Reportagem: O que vale a tecnologia da Farfetch e Outsystems

    OutSystems,
    Proença-a-Nova. Centro de desenvolvimento da OutSystems. (Fernando Fontes / Global Imagens )

    Valem mais de mil milhões de euros – daí terem o título ‘unicórnios’ – e são empresas portuguesas onde a tecnologia e os conceitos criados pelos seus fundadores têm um potencial que parece ilimitado. Fomos ver o que valem a nível tecnológico.

    (esta é parte da reportagem publicada no primeiro número da revista Insider, que saiu em julho – alguns dos números podem estar desatualizados pelo crescimento exponencial destas empresas; a primeira parte deste artigo está aqui; pode ler ainda sobre o talento da Outsystems; sobre o talento da Farfetch; descubra o quartel-general com escorregas da Farfetch).

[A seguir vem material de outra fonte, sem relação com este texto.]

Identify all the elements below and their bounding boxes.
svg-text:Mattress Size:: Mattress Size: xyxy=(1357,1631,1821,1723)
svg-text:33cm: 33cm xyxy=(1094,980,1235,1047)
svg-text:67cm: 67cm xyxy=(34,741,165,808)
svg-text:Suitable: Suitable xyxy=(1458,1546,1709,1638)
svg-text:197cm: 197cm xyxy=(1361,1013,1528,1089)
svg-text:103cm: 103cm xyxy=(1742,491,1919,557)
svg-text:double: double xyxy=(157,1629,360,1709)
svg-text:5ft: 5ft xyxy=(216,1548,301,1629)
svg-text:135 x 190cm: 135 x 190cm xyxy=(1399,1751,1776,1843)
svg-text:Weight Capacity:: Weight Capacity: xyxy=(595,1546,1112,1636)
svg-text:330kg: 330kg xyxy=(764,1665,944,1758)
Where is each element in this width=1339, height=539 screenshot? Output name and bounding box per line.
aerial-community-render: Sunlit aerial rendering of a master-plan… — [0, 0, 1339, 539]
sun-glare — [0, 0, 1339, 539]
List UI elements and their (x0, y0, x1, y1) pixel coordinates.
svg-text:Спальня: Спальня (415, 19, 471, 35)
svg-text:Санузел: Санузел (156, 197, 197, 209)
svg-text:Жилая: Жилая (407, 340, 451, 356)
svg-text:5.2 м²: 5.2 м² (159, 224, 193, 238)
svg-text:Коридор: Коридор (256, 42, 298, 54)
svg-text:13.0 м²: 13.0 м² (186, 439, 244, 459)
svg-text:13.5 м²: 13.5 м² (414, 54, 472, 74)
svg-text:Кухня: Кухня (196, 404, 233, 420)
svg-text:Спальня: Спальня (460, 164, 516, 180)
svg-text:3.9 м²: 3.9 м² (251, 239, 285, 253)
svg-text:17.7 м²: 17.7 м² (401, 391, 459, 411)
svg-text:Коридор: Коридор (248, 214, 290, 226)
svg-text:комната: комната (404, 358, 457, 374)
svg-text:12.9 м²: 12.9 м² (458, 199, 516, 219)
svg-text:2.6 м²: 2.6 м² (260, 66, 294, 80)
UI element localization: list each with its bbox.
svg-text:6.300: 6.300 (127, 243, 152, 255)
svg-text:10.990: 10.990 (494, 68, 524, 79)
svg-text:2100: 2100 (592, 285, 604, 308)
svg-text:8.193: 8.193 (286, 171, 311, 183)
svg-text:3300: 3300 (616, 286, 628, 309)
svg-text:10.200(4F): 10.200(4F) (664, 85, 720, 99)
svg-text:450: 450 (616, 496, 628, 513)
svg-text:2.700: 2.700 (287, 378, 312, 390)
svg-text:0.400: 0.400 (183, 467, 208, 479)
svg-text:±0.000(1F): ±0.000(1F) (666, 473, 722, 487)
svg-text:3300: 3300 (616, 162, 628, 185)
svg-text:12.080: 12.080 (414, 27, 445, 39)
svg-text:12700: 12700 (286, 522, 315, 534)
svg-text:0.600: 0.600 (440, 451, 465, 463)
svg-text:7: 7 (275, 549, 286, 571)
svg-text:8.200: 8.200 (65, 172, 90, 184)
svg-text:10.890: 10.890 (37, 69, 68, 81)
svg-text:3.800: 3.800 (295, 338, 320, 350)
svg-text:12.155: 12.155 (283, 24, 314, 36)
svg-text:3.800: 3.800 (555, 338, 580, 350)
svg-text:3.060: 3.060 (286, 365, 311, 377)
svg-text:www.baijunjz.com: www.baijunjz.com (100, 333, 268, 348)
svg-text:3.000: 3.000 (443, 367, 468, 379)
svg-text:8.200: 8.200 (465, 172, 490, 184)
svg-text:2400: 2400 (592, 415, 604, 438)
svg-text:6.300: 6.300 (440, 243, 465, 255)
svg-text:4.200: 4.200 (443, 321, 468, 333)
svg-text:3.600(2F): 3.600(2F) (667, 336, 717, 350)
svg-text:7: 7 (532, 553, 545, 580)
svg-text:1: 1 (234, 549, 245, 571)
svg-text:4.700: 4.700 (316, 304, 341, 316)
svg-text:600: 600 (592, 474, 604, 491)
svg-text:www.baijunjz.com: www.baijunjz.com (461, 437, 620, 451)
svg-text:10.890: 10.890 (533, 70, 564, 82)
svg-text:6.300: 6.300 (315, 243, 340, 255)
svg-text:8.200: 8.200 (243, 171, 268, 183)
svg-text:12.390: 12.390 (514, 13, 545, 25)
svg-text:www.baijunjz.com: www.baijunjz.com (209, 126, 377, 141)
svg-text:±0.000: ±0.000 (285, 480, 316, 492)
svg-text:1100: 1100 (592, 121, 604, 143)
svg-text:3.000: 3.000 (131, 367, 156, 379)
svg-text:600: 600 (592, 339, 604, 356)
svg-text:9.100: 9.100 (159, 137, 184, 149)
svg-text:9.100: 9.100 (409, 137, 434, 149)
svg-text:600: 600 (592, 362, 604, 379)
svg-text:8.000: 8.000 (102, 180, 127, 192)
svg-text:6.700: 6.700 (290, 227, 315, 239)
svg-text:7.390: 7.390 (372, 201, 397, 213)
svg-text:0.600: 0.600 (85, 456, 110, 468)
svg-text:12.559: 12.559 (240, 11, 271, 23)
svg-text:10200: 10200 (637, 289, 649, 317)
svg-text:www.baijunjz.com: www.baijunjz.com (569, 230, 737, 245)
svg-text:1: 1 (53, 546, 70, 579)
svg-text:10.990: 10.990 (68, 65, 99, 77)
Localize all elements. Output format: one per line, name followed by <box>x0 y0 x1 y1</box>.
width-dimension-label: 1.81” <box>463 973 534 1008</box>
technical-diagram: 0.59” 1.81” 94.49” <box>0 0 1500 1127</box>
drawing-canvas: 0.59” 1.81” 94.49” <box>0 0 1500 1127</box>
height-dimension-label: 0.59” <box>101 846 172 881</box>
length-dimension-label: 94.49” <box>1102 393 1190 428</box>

    Farfetch: Plataforma para liderar venda de moda mundial

    Mais do que uma marca do e-commerce da moda de luxo, a Farfetch quer ser uma plataforma global da venda de moda em geral. Cipriano Sousa não tem dúvidas: “em 10 anos podemos ser o sistema operativo da moda em geral, em que os parceiros, marcas e boutiques usam a Farfetch como as apps usam a Apple e o iOS do iPhone para crescer”. Ou seja, a plataforma quer resolver o problema de várias empresas quando querem crescer e vender para outras áreas do mundo, fornecendo o backoffice, pagamentos, o processamento de encomendas e envios e até o seu departamento de fraude. Neste momento 95% do negócio da Farfetch é o e-commerce da moda de luxo e 5% é o uso da plataforma por outras empresas. “Numa década acho que vai ser ao contrário, só 5% do negócio é que será da nossa loja online”. Uma ambição notável “à medida de José Neves”.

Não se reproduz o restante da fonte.